The point is, contesting results aren’t as simple as correct science versus wrong science. This debate is the perfect example of a situation in which the “science”– supposedly unbiased, black-and-white facts– can’t be separated from the conflicting personal agendas and professional rivalries. This is one illustration of a long historical pattern: very rarely do we get science without the– for lack of a better term– baggage.

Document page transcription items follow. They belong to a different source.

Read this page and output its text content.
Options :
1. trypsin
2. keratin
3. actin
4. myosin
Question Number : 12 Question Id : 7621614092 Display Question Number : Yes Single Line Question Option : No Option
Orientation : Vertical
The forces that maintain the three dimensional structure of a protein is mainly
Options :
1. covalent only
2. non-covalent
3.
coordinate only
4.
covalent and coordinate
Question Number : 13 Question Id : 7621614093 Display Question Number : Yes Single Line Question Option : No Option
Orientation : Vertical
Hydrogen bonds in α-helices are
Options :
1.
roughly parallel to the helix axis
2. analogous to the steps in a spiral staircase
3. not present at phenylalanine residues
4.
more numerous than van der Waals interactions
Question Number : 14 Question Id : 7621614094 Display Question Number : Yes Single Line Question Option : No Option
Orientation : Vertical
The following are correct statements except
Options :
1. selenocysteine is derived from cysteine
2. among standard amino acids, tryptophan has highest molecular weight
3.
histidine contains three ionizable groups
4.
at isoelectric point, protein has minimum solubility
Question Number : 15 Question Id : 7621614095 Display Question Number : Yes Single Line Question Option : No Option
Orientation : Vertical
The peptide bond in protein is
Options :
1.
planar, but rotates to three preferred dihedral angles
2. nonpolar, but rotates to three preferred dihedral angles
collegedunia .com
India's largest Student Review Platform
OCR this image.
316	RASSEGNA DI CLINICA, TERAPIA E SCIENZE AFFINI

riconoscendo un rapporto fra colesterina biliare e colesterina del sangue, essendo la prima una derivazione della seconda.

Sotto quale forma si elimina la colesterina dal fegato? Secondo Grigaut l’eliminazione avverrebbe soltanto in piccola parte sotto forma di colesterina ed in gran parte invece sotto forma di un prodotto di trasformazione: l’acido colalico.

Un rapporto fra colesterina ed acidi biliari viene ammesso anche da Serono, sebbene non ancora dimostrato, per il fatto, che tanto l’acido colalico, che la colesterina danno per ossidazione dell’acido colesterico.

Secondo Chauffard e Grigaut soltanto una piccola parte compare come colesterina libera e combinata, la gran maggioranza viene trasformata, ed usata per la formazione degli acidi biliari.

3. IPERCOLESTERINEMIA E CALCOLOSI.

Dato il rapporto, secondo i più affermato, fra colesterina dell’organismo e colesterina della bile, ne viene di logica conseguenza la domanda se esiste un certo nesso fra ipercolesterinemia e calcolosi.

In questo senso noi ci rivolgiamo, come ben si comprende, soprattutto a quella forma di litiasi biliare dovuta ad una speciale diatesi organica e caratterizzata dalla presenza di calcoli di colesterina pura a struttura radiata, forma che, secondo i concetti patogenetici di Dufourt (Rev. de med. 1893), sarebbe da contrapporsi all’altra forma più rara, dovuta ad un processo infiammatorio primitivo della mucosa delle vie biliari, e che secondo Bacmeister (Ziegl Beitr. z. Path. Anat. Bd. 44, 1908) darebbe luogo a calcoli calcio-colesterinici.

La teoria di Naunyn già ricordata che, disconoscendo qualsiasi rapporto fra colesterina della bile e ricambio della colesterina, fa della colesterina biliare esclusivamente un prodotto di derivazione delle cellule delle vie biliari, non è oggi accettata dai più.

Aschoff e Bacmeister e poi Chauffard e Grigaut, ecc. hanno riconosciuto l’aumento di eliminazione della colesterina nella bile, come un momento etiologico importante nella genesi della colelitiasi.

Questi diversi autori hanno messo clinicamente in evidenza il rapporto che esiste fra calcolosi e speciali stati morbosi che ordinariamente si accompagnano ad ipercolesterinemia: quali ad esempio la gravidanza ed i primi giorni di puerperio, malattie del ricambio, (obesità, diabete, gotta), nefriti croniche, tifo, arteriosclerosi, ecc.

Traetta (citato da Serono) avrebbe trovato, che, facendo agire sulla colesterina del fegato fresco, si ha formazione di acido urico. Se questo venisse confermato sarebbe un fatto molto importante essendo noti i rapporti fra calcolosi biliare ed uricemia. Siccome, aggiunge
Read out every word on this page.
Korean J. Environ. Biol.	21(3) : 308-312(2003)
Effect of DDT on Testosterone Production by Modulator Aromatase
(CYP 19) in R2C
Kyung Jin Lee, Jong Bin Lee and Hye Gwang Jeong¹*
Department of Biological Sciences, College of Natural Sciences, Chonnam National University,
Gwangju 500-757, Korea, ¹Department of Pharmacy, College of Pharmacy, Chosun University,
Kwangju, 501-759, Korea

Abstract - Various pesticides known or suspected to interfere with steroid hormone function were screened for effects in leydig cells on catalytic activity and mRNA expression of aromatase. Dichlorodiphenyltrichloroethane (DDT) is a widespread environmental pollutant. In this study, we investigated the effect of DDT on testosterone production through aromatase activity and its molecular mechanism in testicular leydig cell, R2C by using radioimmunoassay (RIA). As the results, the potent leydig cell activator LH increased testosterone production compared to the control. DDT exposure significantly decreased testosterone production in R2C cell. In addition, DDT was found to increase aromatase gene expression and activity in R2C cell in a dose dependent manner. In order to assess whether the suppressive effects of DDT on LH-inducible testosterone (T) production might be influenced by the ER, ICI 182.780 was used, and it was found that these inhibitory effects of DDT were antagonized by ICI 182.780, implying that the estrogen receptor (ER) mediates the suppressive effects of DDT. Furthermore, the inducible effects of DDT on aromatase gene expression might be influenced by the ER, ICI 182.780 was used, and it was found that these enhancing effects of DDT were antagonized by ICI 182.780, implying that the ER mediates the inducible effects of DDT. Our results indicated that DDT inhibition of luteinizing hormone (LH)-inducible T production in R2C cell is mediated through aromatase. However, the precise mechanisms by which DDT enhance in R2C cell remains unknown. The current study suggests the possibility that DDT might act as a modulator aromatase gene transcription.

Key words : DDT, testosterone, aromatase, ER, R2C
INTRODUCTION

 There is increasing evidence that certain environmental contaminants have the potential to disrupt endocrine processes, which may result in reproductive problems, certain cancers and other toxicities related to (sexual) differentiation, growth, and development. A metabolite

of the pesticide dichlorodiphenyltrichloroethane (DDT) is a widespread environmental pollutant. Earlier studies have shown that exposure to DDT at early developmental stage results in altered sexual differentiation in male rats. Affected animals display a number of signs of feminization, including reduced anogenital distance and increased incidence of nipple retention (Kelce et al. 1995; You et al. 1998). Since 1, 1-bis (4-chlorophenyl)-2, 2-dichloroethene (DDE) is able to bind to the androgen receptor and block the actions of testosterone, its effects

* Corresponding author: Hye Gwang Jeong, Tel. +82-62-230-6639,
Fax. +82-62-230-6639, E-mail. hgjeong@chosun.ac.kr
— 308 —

When I first stumbled across this 1972 debate, I thought I had found answers to my questions about methodology. After peeling back the layers, however, I learned that what I had actually discovered was validation– validation, and more questions. I still wonder about the ideal study design, the one that would produce results most applicable to real life. In the case of MSG’s alleged toxicity, I start with the following questions. First, can intravenous injection really be considered a legitimate method of administration of MSG? Second, what constitutes a realistic dose? Unfortunately, questions like these– the ones the Ghadimi and Kumar asked– simply give rise to more questions. Are animals really an accurate model for humans? If so, which ones? Should we, like Olney, be paying attention to the effects of MSG on infants rather than adults? Can we really find the answer to any of these questions, if the institutions we trust to answer them can’t separate the science from the baggage?